The reasons why England has so many ancient oaks are all historical. It has nothing to do with the climate, the soil, or the geographical distribution of the two species of native oak. The climate is suitable in most of mainland Europe and only becomes unsuitable in the far north and around the Mediterranean Sea. Oaks do not grow better or faster in England than elsewhere, and they are just as common in other parts of Europe. The range of soil types oaks can do well on is great, from light sand to heavy clay and from neutral to acidic, and these too are present in much of Europe. The two oaks are common from Spain to the Caucasus and from Sweden to Italy. Human interference in the forest was similar across Europe from prehistoric time and often favoured oaks.

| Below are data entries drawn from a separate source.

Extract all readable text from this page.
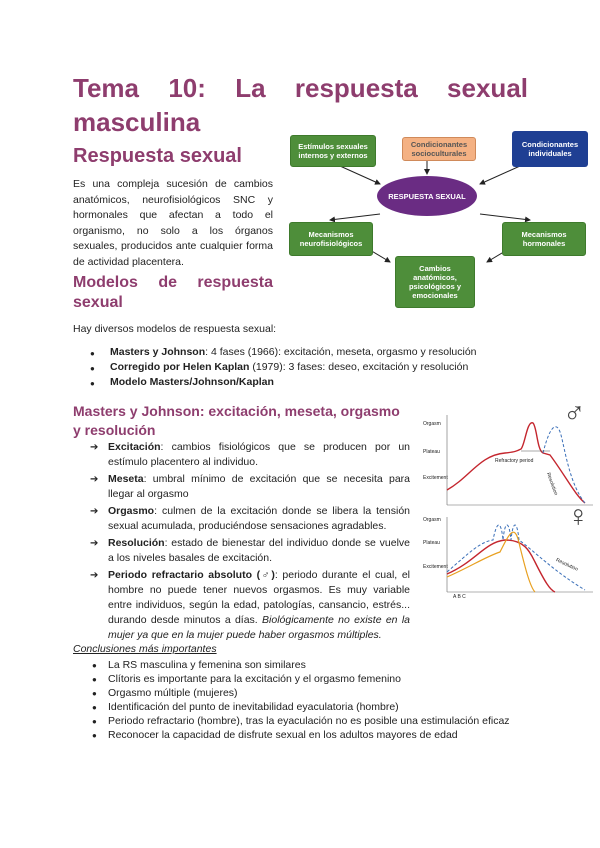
Tema 10: La respuesta sexual
masculina
Respuesta sexual
Es una compleja sucesión de cambios anatómicos, neurofisiológicos SNC y hormonales que afectan a todo el organismo, no solo a los órganos sexuales, producidos ante cualquier forma de actividad placentera.
Estímulos sexuales internos y externos
Condicionantes socioculturales
Condicionantes individuales
RESPUESTA SEXUAL
Mecanismos neurofisiológicos
Mecanismos hormonales
Cambios anatómicos, psicológicos y emocionales
Modelos de respuesta
sexual
Hay diversos modelos de respuesta sexual:
● Masters y Johnson: 4 fases (1966): excitación, meseta, orgasmo y resolución
● Corregido por Helen Kaplan (1979): 3 fases: deseo, excitación y resolución
● Modelo Masters/Johnson/Kaplan
Masters y Johnson: excitación, meseta, orgasmo y resolución
➔ Excitación: cambios fisiológicos que se producen por un estímulo placentero al individuo.
➔ Meseta: umbral mínimo de excitación que se necesita para llegar al orgasmo
➔ Orgasmo: culmen de la excitación donde se libera la tensión sexual acumulada, produciéndose sensaciones agradables.
➔ Resolución: estado de bienestar del individuo donde se vuelve a los niveles basales de excitación.
➔ Periodo refractario absoluto (♂): periodo durante el cual, el hombre no puede tener nuevos orgasmos. Es muy variable entre individuos, según la edad, patologías, cansancio, estrés... durando desde minutos a días. Biológicamente no existe en la mujer ya que en la mujer puede haber orgasmos múltiples.
Orgasm
Plateau
Excitement
Refractory period
Resolution
♂
Orgasm
Plateau
Excitement	Resolution
A B C
♀
Conclusiones más importantes
● La RS masculina y femenina son similares
● Clítoris es importante para la excitación y el orgasmo femenino
● Orgasmo múltiple (mujeres)
● Identificación del punto de inevitabilidad eyaculatoria (hombre)
● Periodo refractario (hombre), tras la eyaculación no es posible una estimulación eficaz
● Reconocer la capacidad de disfrute sexual en los adultos mayores de edad
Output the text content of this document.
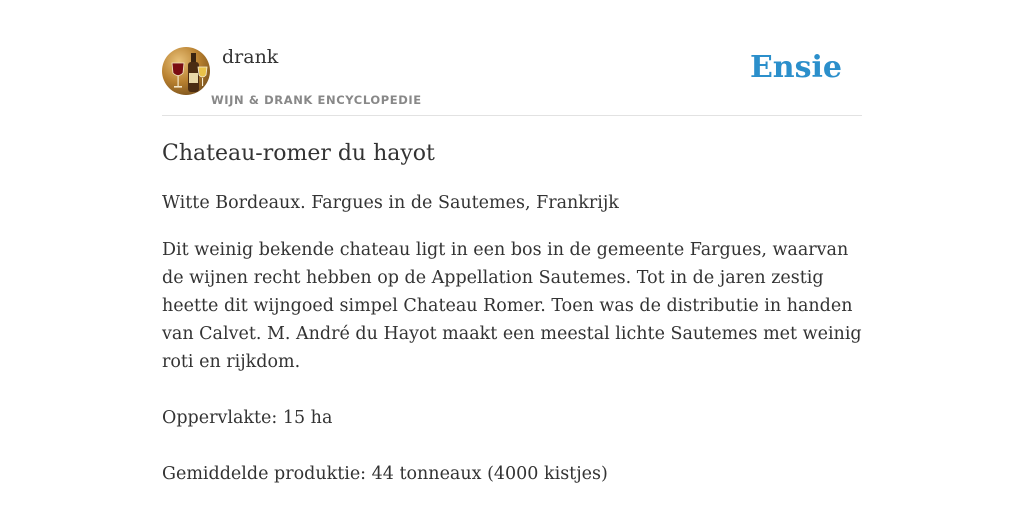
drank
WIJN & DRANK ENCYCLOPEDIE
Ensie
Chateau-romer du hayot

Witte Bordeaux. Fargues in de Sautemes, Frankrijk

Dit weinig bekende chateau ligt in een bos in de gemeente Fargues, waarvan de wijnen recht hebben op de Appellation Sautemes. Tot in de jaren zestig heette dit wijngoed simpel Chateau Romer. Toen was de distributie in handen van Calvet. M. André du Hayot maakt een meestal lichte Sautemes met weinig roti en rijkdom.

Oppervlakte: 15 ha

Gemiddelde produktie: 44 tonneaux (4000 kistjes)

Things began to differ in the Middle Ages, in particular after the conquest of England by the Normans in 1066. William I considered the entire country his property, gained by conquest. He gave it out in use to his vassals, mostly fellow Normans, and to the Church. Royal Forests were created in which the king had exclusive rights of the 'venison and vert' or the deer and the trees. Privileged hunting, not forestry was the purpose, no kings of the Middle Ages wanted to plant trees in the forests. At its heyday a century after the conquest, perhaps ΒΌ of England fell under Forest Law, separate from Common Law. It was a form of protection of trees not equalled at this scale elsewhere in Europe.

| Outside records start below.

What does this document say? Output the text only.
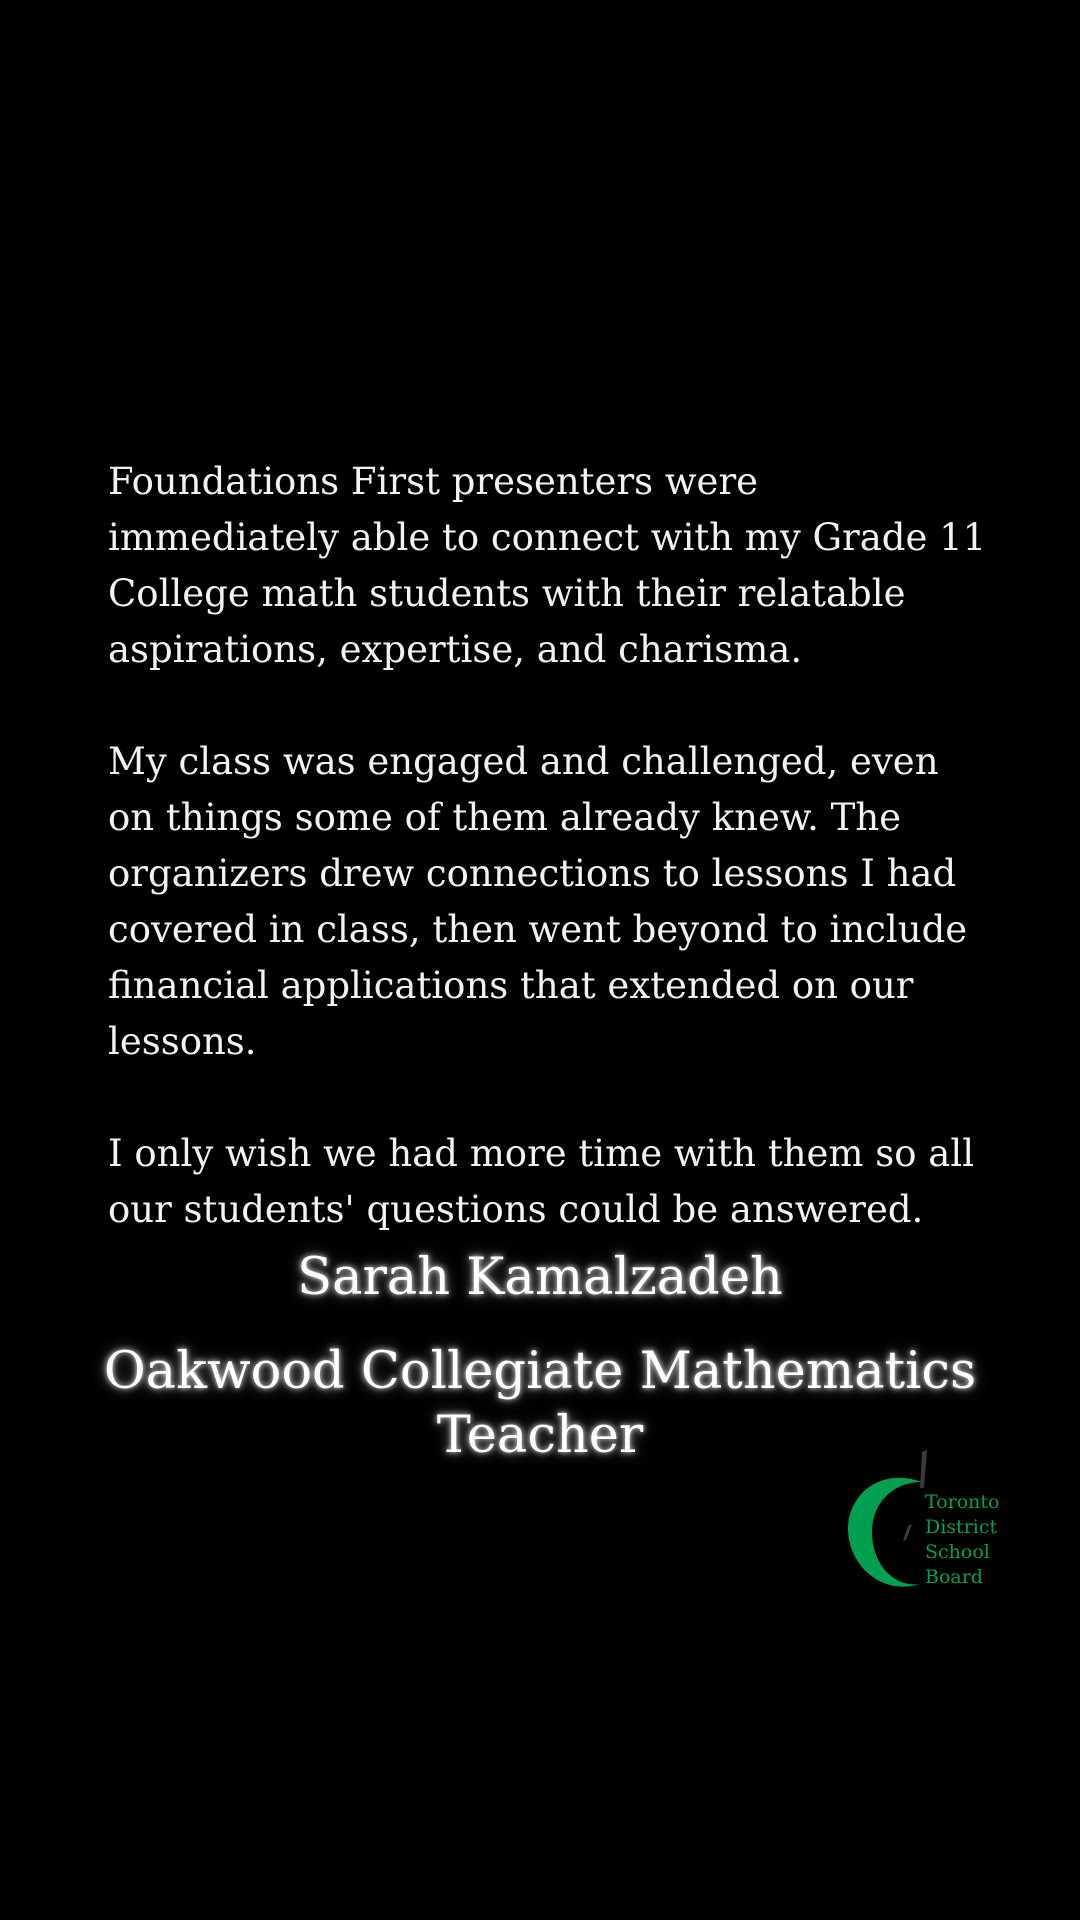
Foundations First presenters were immediately able to connect with my Grade 11 College math students with their relatable aspirations, expertise, and charisma.

My class was engaged and challenged, even on things some of them already knew. The organizers drew connections to lessons I had covered in class, then went beyond to include financial applications that extended on our lessons.

I only wish we had more time with them so all our students' questions could be answered.

Sarah Kamalzadeh
Oakwood Collegiate Mathematics Teacher
Toronto
District
School
Board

Of course it did not last. Bit by bit the forests were nibbled away, mainly by 'assarts' or enclaves of agriculture. People lived in the forests; there was population growth of perhaps 300% until the crash of the Black Death in 1348-50. But the forests were also given away to the nobles, the Church and to abbots of monasteries. Many of them created deer parks. The Normans introduced fallow deer from southern Europe, better suited for the parks than the native red or roe deer. It became an English craze. These parks provided even more effective protection of native trees than the forests, because it was easier to exclude the people from a deer park than from a forest. Evidence for this comes from the fact that pollard oaks (used by the people) are less common in ancient deer parks than in forests, chases and commons.

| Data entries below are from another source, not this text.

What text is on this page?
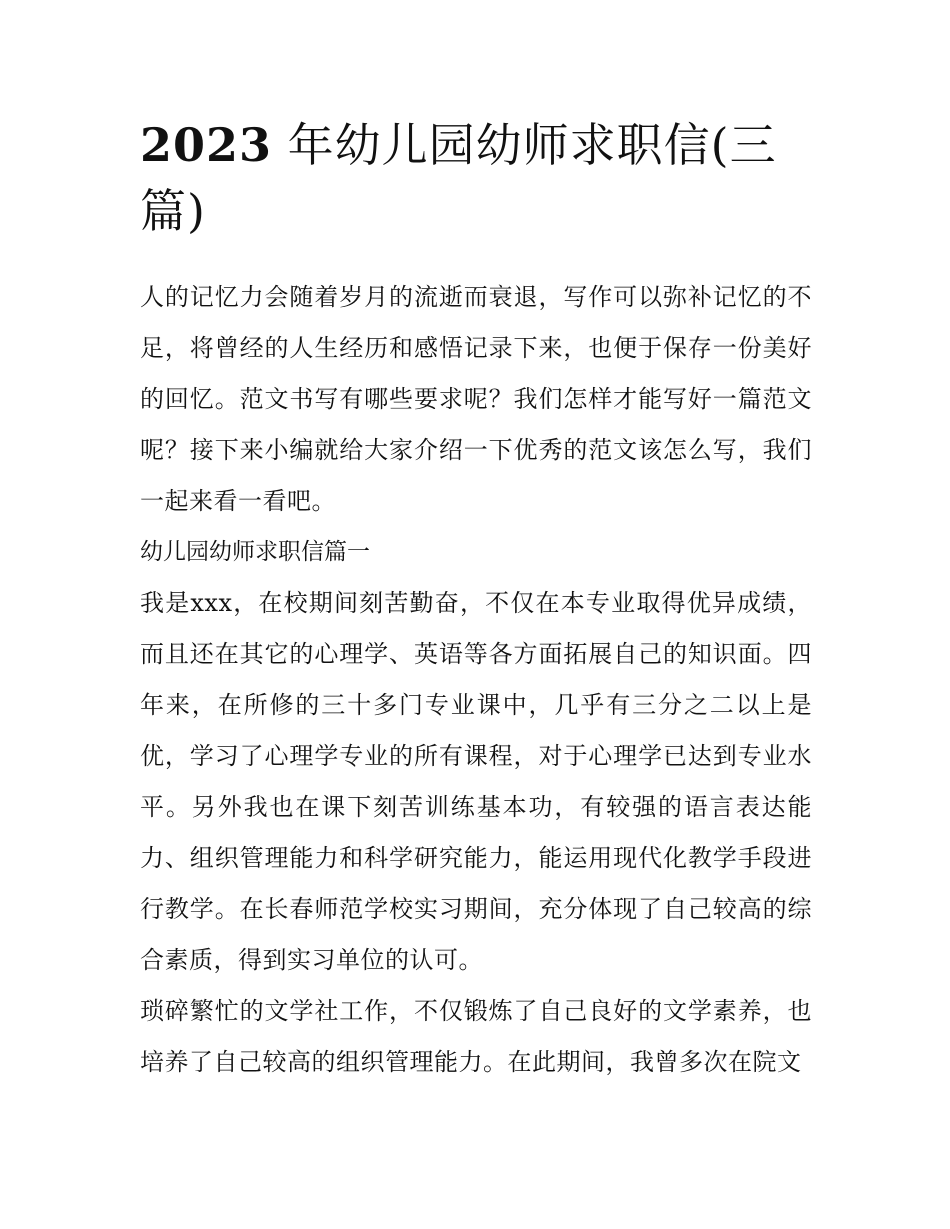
2023 年幼儿园幼师求职信(三篇)

人的记忆力会随着岁月的流逝而衰退，写作可以弥补记忆的不足，将曾经的人生经历和感悟记录下来，也便于保存一份美好的回忆。范文书写有哪些要求呢？我们怎样才能写好一篇范文呢？接下来小编就给大家介绍一下优秀的范文该怎么写，我们一起来看一看吧。

幼儿园幼师求职信篇一

我是xxx，在校期间刻苦勤奋，不仅在本专业取得优异成绩，而且还在其它的心理学、英语等各方面拓展自己的知识面。四年来，在所修的三十多门专业课中，几乎有三分之二以上是优，学习了心理学专业的所有课程，对于心理学已达到专业水平。另外我也在课下刻苦训练基本功，有较强的语言表达能力、组织管理能力和科学研究能力，能运用现代化教学手段进行教学。在长春师范学校实习期间，充分体现了自己较高的综合素质，得到实习单位的认可。

琐碎繁忙的文学社工作，不仅锻炼了自己良好的文学素养，也培养了自己较高的组织管理能力。在此期间，我曾多次在院文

Private landownership and its more or less conservative management prevailed in England on a much larger scale than on the continent. Revolutions and devastating wars have swept away private parks and hunting forests in much of Europe, while the only serious damage done in the past in England occurred during the Civil War (1642-51) and was mostly repaired soon after. Modern destruction of ancient trees from economic activity did not spare England, but one of these, plantation forestry, developed in England on a large scale only after World War I, on the continent at least two centuries earlier. Here, there was less time to convert all the ancient wooded parkland and forest remnants to conifers, and many landowners preferred to continue shooting pheasants and the occasional deer and to use the park in accordance with the fashionable notions of nature of the Romantic period. Britons could obtain their timber through imports from overseas, until the German U-boats of WWI made them think again. Between 1919 (the start of the Forestry Commission) and an urge to "plant, plant, plant!" and the first efforts to halt the destruction in the 1980s there were only 60 years and another World War which further delayed things. These historical developments are mainly responsible for the abundance of ancient oaks in England.